H.E.M.B: From Ghana’s point of view, the reason why President Nana Akufo-Addo has set this target of industrialization is because we can’t become a primary commodity producing nation without adding value to our resources.
We are looking at the quest for industrialization from different angles. ‘One District, One Factory’ encapsulates this agenda for every district – all 254 of them.
There must be a commodity to which you can add value –small or large. In agro-processing for example, we are encouraging the private sector to come in and set factories and giving them incentives for the same.
We are also encouraging the setting up of pharmaceutical and automotive industries.
We are on an industrialization drive; we want to add value to every commodity such as minerals by setting up refineries for gold, bauxite, iron and steel.
We have an ambitious agenda to industrialize and add value to every resource. Since India has a lot of experience in industrialization, we believe that the nation can help us fulfill our dream of industrializing Ghana.
TOI: Farmers in Ghana are increasingly becoming aware about the technology-driven innovations that can help them get a higher produce. In order to build upon this awareness, are you seeking any technology-transfer from India?

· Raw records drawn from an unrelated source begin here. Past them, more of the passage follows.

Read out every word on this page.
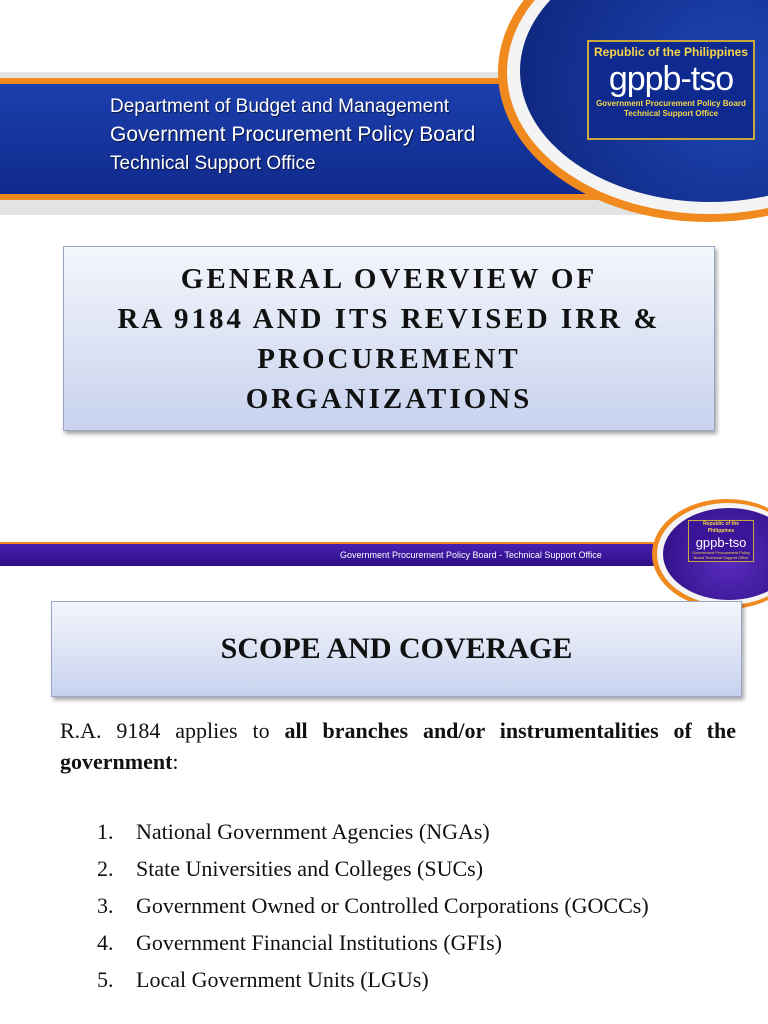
Department of Budget and Management
Government Procurement Policy Board
Technical Support Office
Republic of the Philippines
gppb-tso
Government Procurement Policy Board
Technical Support Office
GENERAL OVERVIEW OF
RA 9184 AND ITS REVISED IRR &
PROCUREMENT
ORGANIZATIONS
Government Procurement Policy Board - Technical Support Office
Republic of the Philippines
gppb-tso
Government Procurement Policy Board Technical Support Office
SCOPE AND COVERAGE
R.A. 9184 applies to all branches and/or instrumentalities of the government:
1.	National Government Agencies (NGAs)
2.	State Universities and Colleges (SUCs)
3.	Government Owned or Controlled Corporations (GOCCs)
4.	Government Financial Institutions (GFIs)
5.	Local Government Units (LGUs)
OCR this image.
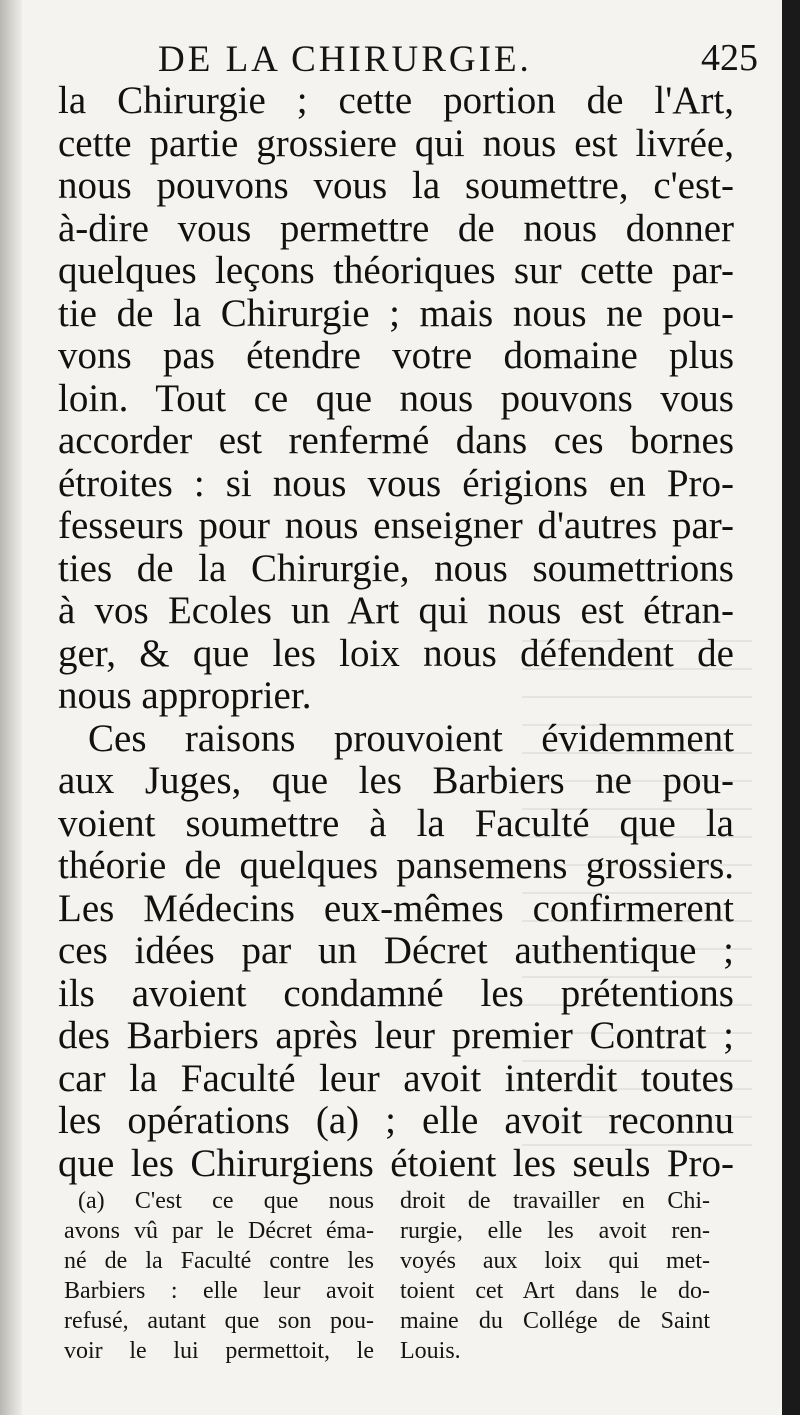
DE LA CHIRURGIE.	425
la Chirurgie ; cette portion de l'Art,
cette partie grossiere qui nous est livrée,
nous pouvons vous la soumettre, c'est-
à-dire vous permettre de nous donner
quelques leçons théoriques sur cette par-
tie de la Chirurgie ; mais nous ne pou-
vons pas étendre votre domaine plus
loin. Tout ce que nous pouvons vous
accorder est renfermé dans ces bornes
étroites : si nous vous érigions en Pro-
fesseurs pour nous enseigner d'autres par-
ties de la Chirurgie, nous soumettrions
à vos Ecoles un Art qui nous est étran-
ger, & que les loix nous défendent de
nous approprier.
Ces raisons prouvoient évidemment
aux Juges, que les Barbiers ne pou-
voient soumettre à la Faculté que la
théorie de quelques pansemens grossiers.
Les Médecins eux-mêmes confirmerent
ces idées par un Décret authentique ;
ils avoient condamné les prétentions
des Barbiers après leur premier Contrat ;
car la Faculté leur avoit interdit toutes
les opérations (a) ; elle avoit reconnu
que les Chirurgiens étoient les seuls Pro-
(a) C'est ce que nous
avons vû par le Décret éma-
né de la Faculté contre les
Barbiers : elle leur avoit
refusé, autant que son pou-
voir le lui permettoit, le
droit de travailler en Chi-
rurgie, elle les avoit ren-
voyés aux loix qui met-
toient cet Art dans le do-
maine du Collége de Saint
Louis.
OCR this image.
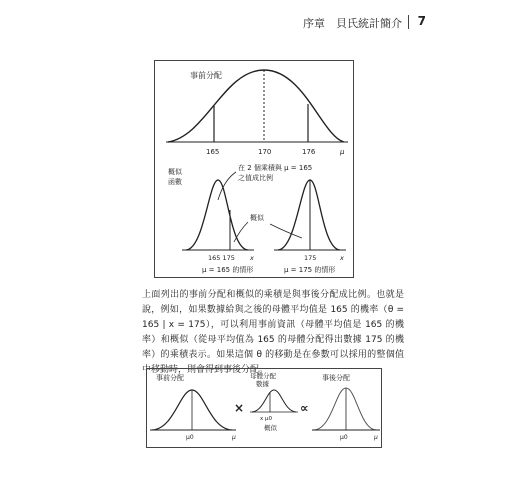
序章　貝氏統計簡介 7
事前分配
165	170	176	μ
在 2 個乘積與 μ = 165
之值成比例
概似
函數
165 175 x
μ = 165 的情形
概似
175	x
μ = 175 的情形
上面列出的事前分配和概似的乘積是與事後分配成比例。也就是說，例如，如果數據給與之後的母體平均值是 165 的機率（θ = 165 | x = 175），可以利用事前資訊（母體平均值是 165 的機率）和概似（從母平均值為 165 的母體分配得出數據 175 的機率）的乘積表示。如果這個 θ 的移動是在參數可以採用的整個值中移動時，則會得到事後分配。
事前分配
μ0	μ
×
母體分配
數據
x μ0
概似
∝
事後分配
μ0	μ
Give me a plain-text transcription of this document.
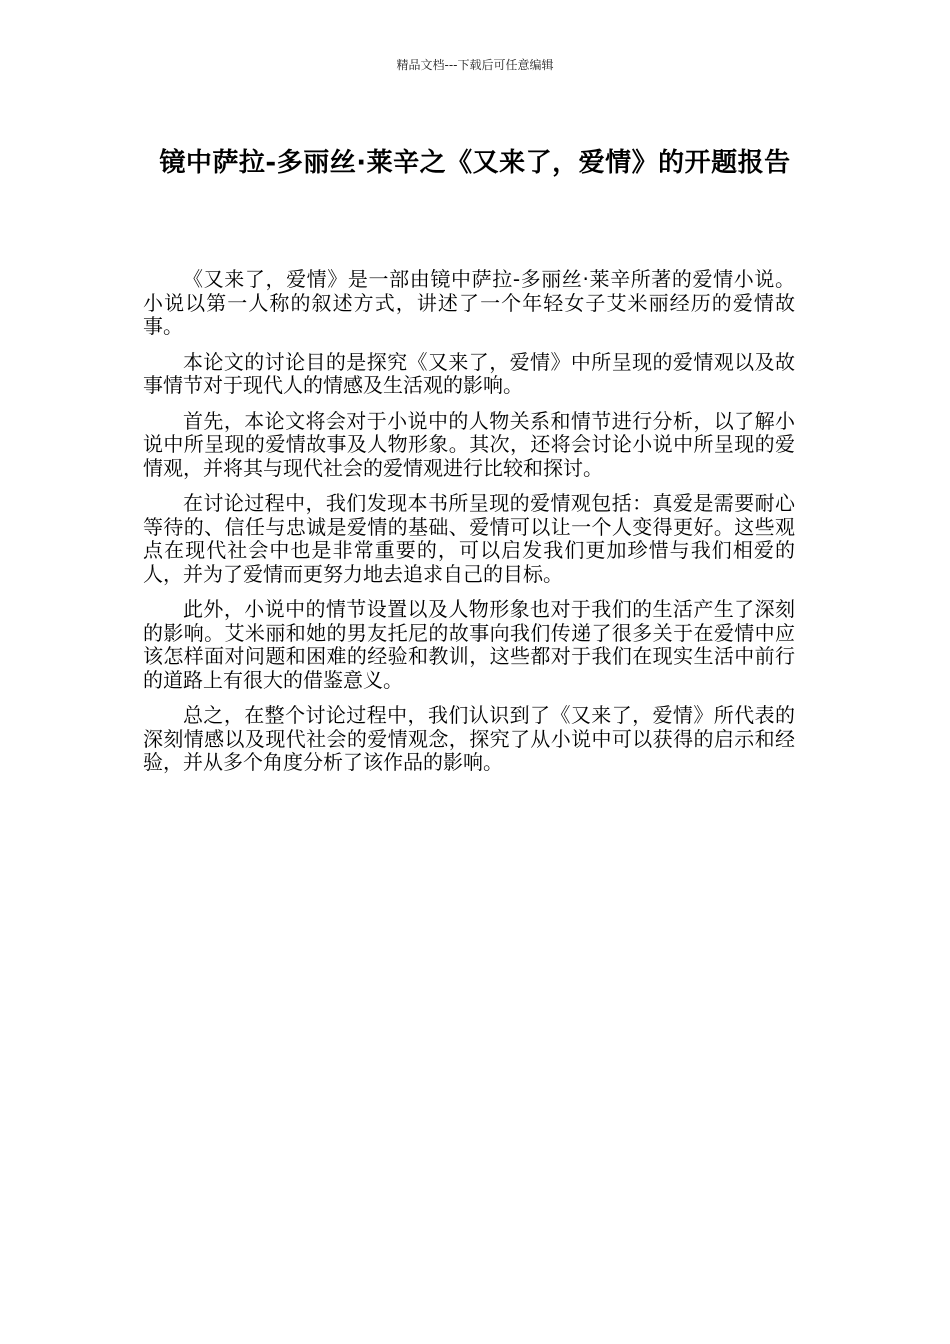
精品文档---下载后可任意编辑
镜中萨拉-多丽丝·莱辛之《又来了，爱情》的开题报告

《又来了，爱情》是一部由镜中萨拉-多丽丝·莱辛所著的爱情小说。小说以第一人称的叙述方式，讲述了一个年轻女子艾米丽经历的爱情故事。

本论文的讨论目的是探究《又来了，爱情》中所呈现的爱情观以及故事情节对于现代人的情感及生活观的影响。

首先，本论文将会对于小说中的人物关系和情节进行分析，以了解小说中所呈现的爱情故事及人物形象。其次，还将会讨论小说中所呈现的爱情观，并将其与现代社会的爱情观进行比较和探讨。

在讨论过程中，我们发现本书所呈现的爱情观包括：真爱是需要耐心等待的、信任与忠诚是爱情的基础、爱情可以让一个人变得更好。这些观点在现代社会中也是非常重要的，可以启发我们更加珍惜与我们相爱的人，并为了爱情而更努力地去追求自己的目标。

此外，小说中的情节设置以及人物形象也对于我们的生活产生了深刻的影响。艾米丽和她的男友托尼的故事向我们传递了很多关于在爱情中应该怎样面对问题和困难的经验和教训，这些都对于我们在现实生活中前行的道路上有很大的借鉴意义。

总之，在整个讨论过程中，我们认识到了《又来了，爱情》所代表的深刻情感以及现代社会的爱情观念，探究了从小说中可以获得的启示和经验，并从多个角度分析了该作品的影响。
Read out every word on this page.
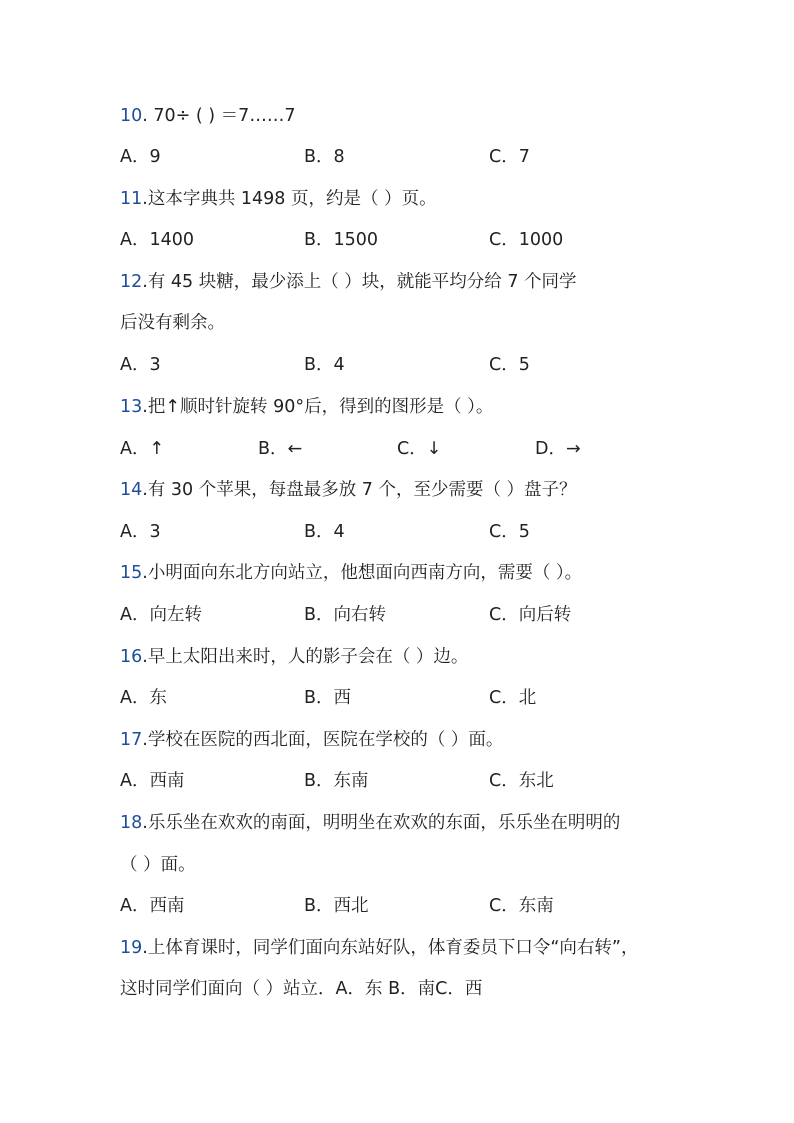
10. 70÷ ( ) ＝7……7
A．9	B．8	C．7
11.这本字典共 1498 页，约是（ ）页。
A．1400	B．1500	C．1000
12.有 45 块糖，最少添上（ ）块，就能平均分给 7 个同学
后没有剩余。
A．3	B．4	C．5
13.把↑顺时针旋转 90°后，得到的图形是（ ）。
A．↑	B．←	C．↓	D．→
14.有 30 个苹果，每盘最多放 7 个，至少需要（ ）盘子？
A．3	B．4	C．5
15.小明面向东北方向站立，他想面向西南方向，需要（ ）。
A．向左转	B．向右转	C．向后转
16.早上太阳出来时，人的影子会在（ ）边。
A．东	B．西	C．北
17.学校在医院的西北面，医院在学校的（ ）面。
A．西南	B．东南	C．东北
18.乐乐坐在欢欢的南面，明明坐在欢欢的东面，乐乐坐在明明的
（ ）面。
A．西南	B．西北	C．东南
19.上体育课时，同学们面向东站好队，体育委员下口令“向右转”，
这时同学们面向（ ）站立．A．东 B．南C．西
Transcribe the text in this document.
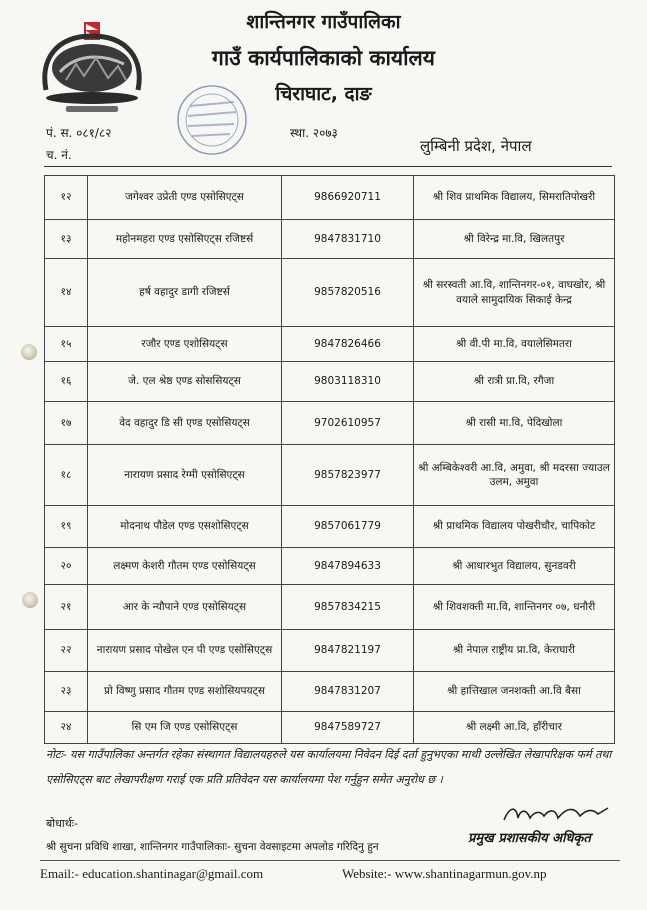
शान्तिनगर गाउँपालिका
गाउँ कार्यपालिकाको कार्यालय
चिराघाट, दाङ
पं. स. ०८१/८२
च. नं.
स्था. २०७३
लुम्बिनी प्रदेश, नेपाल
१२	जगेश्वर उप्रेती एण्ड एसोसिएट्स	9866920711	श्री शिव प्राथमिक विद्यालय, सिमरातिपोखरी
१३	महोनमहरा एण्ड एसोसिएट्स रजिष्टर्स	9847831710	श्री विरेन्द्र मा.वि, खिलतपुर
१४	हर्ष वहादुर डागी रजिष्टर्स	9857820516	श्री सरस्वती आ.वि, शान्तिनगर-०१, वाघखोर, श्री वयाले सामुदायिक सिकाई केन्द्र
१५	रजौर एण्ड एशोसियट्स	9847826466	श्री वी.पी मा.वि, वयालेसिमतरा
१६	जे. एल श्रेष्ठ एण्ड सोससियट्स	9803118310	श्री रात्री प्रा.वि, रगैजा
१७	वेद वहादुर डि सी एण्ड एसोसियट्स	9702610957	श्री रासी मा.वि, पेदिखोला
१८	नारायण प्रसाद रेग्मी एसोसिएट्स	9857823977	श्री अम्बिकेश्वरी आ.वि, अमुवा, श्री मदरसा ज्याउल उलम, अमुवा
१९	मोदनाथ पौडेल एण्ड एसशोसिएट्स	9857061779	श्री प्राथमिक विद्यालय पोखरीचौर, चापिकोट
२०	लक्ष्मण केशरी गौतम एण्ड एसोसियट्स	9847894633	श्री आधारभुत विद्यालय, सुनडवरी
२१	आर के न्यौपाने एण्ड एसोसियट्स	9857834215	श्री शिवशक्ती मा.वि, शान्तिनगर ०७, धनौरी
२२	नारायण प्रसाद पोखेल एन पी एण्ड एसोसिएट्स	9847821197	श्री नेपाल राष्ट्रीय प्रा.वि, केराघारी
२३	प्रो विष्णु प्रसाद गौतम एण्ड सशोसियपयट्स	9847831207	श्री हात्तिखाल जनशक्ती आ.वि बैसा
२४	सि एम जि एण्ड एसोसिएट्स	9847589727	श्री लक्ष्मी आ.वि, हाँरीचार
नोटः- यस गाउँपालिका अन्तर्गत रहेका संस्थागत विद्यालयहरुले यस कार्यालयमा निवेदन दिई दर्ता हुनुभएका माथी उल्लेखित लेखापरिक्षक फर्म तथा एसोसिएट्स बाट लेखापरीक्षण गराई एक प्रति प्रतिवेदन यस कार्यालयमा पेश गर्नुहुन समेत अनुरोध छ ।
बोधार्थः-
श्री सुचना प्रविधि शाखा, शान्तिनगर गाउँपालिकाः- सुचना वेवसाइटमा अपलोड गरिदिनु हुन
प्रमुख प्रशासकीय अधिकृत
Email:- education.shantinagar@gmail.com	Website:- www.shantinagarmun.gov.np
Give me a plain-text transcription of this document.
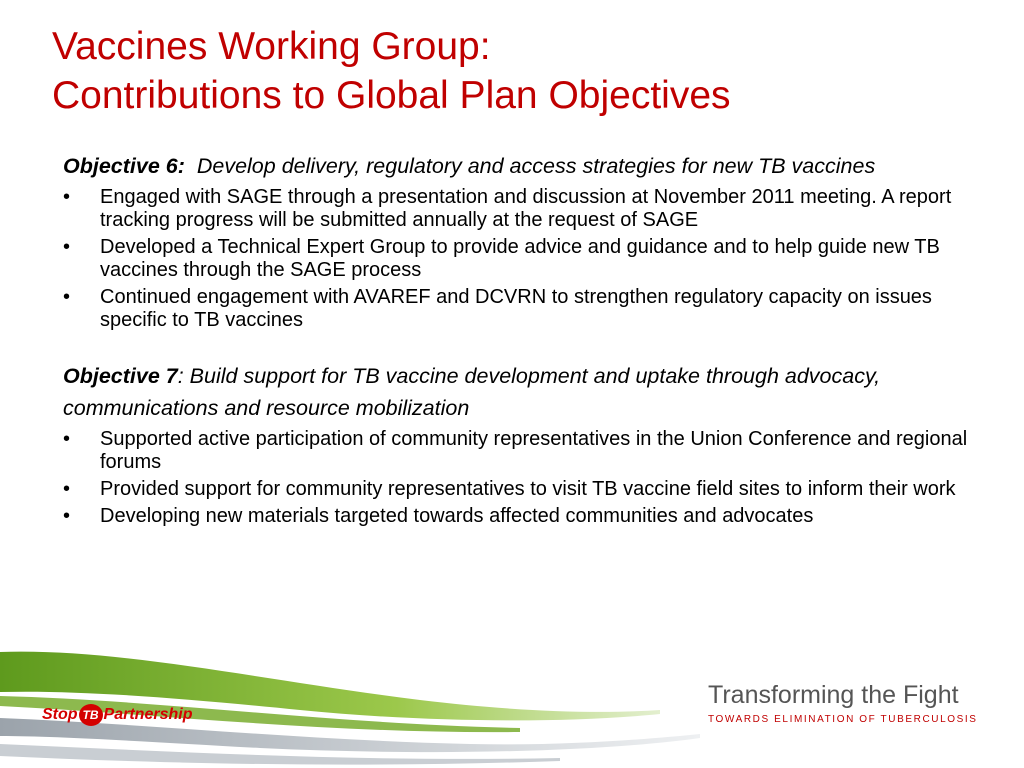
Vaccines Working Group:
Contributions to Global Plan Objectives

Objective 6:  Develop delivery, regulatory and access strategies for new TB vaccines

• Engaged with SAGE through a presentation and discussion at November 2011 meeting. A report tracking progress will be submitted annually at the request of SAGE
• Developed a Technical Expert Group to provide advice and guidance and to help guide new TB vaccines through the SAGE process
• Continued engagement with AVAREF and DCVRN to strengthen regulatory capacity on issues specific to TB vaccines

Objective 7: Build support for TB vaccine development and uptake through advocacy, communications and resource mobilization

• Supported active participation of community representatives in the Union Conference and regional forums
• Provided support for community representatives to visit TB vaccine field sites to inform their work
• Developing new materials targeted towards affected communities and advocates
Stop TB Partnership
Transforming the Fight
TOWARDS ELIMINATION OF TUBERCULOSIS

H.E.M.B: Absolutely! For us agriculture is key. 60-70% of our population is engaged in agriculture. So, if we are going to need that leap for transformation, agricultural productivity must increase.
Today, you cannot get that without application of technology.
A lot of farmers lack information on different things. All the necessary information such as the prices of products in different markets, the right kind of fertilizer, and so on can be delivered on your mobile phone.
In Ghana, we have developed a digital addressing system, which allows every five by five square meter of land or water to be uniquely identified. It is operational now. You can reach any farm by using its digital address. This innovation was developed by Ghanaians. The use of technology can, therefore, allow the farmers to.